Here is the NYC Department of Buildings page about it. And here are some pictures that someone took from the inside.
Back in August, there were a bunch of buildings in close proximity all recently torn down, and I took some photos then. Here are some two months later with little changed except at one of the sites.
Grand and Keap, NE corner:
Grand and Keap, SW corner:
Keap and Hope, SE corner:
463 Grand Street
Borniquen and Hooper, SE corner:
Rodney and Borniquen, SW corner:
Saturday, October 7, 2006
I got way drunk last night (shocker, right?) at Boysroom and then went to a party in Greenpoint at Anthony's house. Within minutes of being there, I found myself talking to a boy that I found really attractive and speaking unguarded. The party was out of booze and he kept on offering me his drink, a whiskey and coke, from which I drank sips of, already pretty smashed and not needing it, but loving the gesture of offered goods and the significance in the acceptance of them. Everyone left to go to a party in Bushwick. I told this boy that he should come with us. He seemed hesitant to trek out there, and then I offered the alternative of coming home with me. And he said he wasn't going to Bushwick, but that he would come home with me. And so we walked back to my house, having a nice chat about some of those big things - careers, life, and unhappiness with our direction - and things like What About Bob?
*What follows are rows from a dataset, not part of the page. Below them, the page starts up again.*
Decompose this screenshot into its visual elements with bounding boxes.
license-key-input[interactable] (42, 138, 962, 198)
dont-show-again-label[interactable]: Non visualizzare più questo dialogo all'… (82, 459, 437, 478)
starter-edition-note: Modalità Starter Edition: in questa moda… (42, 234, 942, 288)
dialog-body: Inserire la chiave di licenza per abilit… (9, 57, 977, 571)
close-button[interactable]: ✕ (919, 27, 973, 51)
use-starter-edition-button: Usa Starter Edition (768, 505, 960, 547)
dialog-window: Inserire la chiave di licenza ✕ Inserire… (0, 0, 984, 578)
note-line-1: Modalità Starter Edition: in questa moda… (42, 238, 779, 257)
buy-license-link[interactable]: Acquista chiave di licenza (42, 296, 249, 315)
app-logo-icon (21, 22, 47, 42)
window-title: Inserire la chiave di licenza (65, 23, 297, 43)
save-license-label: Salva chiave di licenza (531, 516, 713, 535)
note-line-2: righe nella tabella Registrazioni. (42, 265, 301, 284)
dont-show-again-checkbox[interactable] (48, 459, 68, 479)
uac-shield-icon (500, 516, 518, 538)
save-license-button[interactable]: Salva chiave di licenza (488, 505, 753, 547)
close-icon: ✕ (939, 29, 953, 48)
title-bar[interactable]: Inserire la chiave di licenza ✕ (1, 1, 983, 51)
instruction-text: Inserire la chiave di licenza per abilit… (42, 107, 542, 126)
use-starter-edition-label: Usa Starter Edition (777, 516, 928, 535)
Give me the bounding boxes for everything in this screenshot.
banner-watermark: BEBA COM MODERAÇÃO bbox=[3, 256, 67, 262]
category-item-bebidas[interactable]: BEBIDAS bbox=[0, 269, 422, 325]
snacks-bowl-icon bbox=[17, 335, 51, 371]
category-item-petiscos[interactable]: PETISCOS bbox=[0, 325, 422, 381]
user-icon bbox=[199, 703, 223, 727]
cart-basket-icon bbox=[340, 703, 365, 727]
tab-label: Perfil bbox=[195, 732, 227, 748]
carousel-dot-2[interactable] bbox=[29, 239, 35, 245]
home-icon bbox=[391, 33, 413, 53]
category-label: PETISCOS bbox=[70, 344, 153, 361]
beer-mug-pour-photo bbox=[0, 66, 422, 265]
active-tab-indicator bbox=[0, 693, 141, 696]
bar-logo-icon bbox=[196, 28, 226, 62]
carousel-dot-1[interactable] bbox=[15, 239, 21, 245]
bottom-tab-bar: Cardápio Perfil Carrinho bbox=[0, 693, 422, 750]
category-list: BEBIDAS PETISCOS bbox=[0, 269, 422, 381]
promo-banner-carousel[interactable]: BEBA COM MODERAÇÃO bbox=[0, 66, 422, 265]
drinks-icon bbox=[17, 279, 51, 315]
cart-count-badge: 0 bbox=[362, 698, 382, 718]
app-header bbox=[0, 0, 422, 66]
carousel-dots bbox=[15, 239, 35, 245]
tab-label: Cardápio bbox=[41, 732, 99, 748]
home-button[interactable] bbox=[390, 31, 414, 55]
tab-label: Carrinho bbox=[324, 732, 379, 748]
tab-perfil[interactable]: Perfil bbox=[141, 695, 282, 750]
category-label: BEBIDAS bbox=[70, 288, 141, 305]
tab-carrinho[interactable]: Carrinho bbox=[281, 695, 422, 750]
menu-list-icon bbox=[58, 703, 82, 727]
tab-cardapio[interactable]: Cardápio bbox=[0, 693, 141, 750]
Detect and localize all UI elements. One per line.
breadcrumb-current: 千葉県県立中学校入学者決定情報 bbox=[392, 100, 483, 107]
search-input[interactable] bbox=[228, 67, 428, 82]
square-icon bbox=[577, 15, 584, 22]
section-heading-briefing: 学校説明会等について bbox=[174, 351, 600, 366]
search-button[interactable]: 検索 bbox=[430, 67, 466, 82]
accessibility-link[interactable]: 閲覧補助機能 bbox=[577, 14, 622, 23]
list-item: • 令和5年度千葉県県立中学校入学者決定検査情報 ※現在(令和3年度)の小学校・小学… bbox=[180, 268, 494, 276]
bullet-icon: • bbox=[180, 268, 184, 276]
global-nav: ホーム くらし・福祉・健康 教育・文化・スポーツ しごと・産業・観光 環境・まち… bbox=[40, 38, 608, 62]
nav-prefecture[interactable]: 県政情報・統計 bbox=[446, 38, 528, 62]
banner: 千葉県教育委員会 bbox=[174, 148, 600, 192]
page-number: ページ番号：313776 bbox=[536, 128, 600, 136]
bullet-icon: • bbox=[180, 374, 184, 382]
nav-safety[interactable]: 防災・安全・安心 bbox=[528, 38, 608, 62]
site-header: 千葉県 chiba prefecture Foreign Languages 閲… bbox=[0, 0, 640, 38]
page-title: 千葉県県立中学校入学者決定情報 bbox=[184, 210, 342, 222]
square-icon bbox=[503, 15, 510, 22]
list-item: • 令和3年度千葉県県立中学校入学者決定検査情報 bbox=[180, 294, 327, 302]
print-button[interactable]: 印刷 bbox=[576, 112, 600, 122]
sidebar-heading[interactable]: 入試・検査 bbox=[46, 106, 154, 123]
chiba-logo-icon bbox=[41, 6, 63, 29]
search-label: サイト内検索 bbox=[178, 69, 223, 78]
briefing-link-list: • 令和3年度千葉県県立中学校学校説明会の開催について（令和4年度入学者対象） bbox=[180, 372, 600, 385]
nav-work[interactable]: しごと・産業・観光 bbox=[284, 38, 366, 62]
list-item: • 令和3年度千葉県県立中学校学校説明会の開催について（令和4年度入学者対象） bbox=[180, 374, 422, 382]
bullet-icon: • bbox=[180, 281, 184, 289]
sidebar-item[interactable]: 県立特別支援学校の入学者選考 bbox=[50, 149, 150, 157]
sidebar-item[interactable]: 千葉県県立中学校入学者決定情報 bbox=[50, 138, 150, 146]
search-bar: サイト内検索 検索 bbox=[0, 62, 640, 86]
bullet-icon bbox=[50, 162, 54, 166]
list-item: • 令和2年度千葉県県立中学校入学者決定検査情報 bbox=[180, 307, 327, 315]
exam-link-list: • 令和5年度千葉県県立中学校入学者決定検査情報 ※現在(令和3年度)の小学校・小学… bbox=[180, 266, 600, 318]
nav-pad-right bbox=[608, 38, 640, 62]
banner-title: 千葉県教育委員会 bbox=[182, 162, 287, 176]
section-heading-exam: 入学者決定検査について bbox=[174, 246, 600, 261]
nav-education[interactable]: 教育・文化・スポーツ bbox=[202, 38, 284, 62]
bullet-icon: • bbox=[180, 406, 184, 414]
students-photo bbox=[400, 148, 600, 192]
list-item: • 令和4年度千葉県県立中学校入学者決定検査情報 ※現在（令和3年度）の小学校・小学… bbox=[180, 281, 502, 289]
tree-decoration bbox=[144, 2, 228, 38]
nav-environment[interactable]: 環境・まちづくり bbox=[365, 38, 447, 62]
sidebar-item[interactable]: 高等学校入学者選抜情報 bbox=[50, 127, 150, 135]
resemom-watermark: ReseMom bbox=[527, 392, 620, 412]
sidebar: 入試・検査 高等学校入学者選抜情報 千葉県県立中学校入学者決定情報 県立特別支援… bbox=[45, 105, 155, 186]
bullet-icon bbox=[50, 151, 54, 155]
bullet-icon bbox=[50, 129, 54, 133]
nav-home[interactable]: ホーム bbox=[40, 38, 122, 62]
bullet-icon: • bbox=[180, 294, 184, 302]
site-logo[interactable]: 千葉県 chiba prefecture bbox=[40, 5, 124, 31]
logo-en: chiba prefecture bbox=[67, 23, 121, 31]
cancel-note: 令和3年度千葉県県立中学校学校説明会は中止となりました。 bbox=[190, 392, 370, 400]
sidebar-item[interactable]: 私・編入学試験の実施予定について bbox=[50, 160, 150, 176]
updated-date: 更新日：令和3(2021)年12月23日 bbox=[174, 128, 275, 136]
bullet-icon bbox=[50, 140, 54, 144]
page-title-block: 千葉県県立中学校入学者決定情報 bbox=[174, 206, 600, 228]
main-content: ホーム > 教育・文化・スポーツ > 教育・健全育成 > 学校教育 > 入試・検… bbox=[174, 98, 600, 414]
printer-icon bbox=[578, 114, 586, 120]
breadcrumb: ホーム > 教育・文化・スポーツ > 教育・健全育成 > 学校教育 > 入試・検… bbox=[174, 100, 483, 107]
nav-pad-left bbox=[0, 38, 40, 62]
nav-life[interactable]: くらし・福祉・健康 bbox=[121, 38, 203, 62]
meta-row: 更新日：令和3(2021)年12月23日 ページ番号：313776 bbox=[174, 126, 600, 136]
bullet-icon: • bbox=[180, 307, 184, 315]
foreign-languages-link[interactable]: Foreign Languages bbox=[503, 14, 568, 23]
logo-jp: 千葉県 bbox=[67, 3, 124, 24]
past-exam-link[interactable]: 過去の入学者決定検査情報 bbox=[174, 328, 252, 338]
We had sex in my bed and it was so lovely. The proceeding scenes were equally lovely, possibly more so. He was affectionate and cuddling and warm until noon when we woke up, and being in bed with him and his body felt so nice. It's a niceness I want to know all the time. These joys, they're so numerous and ours for the taking. I am living and trying to be born over and over again. I heard that Bob Dylan line at the end of Easy Rider, which I watched this afternoon, and that line, "He not busy being born is busy dying," even though in a cover version by someone lost none of its resonance, none of its ability to make me sigh at a perceived truth and at how amazing we can make things.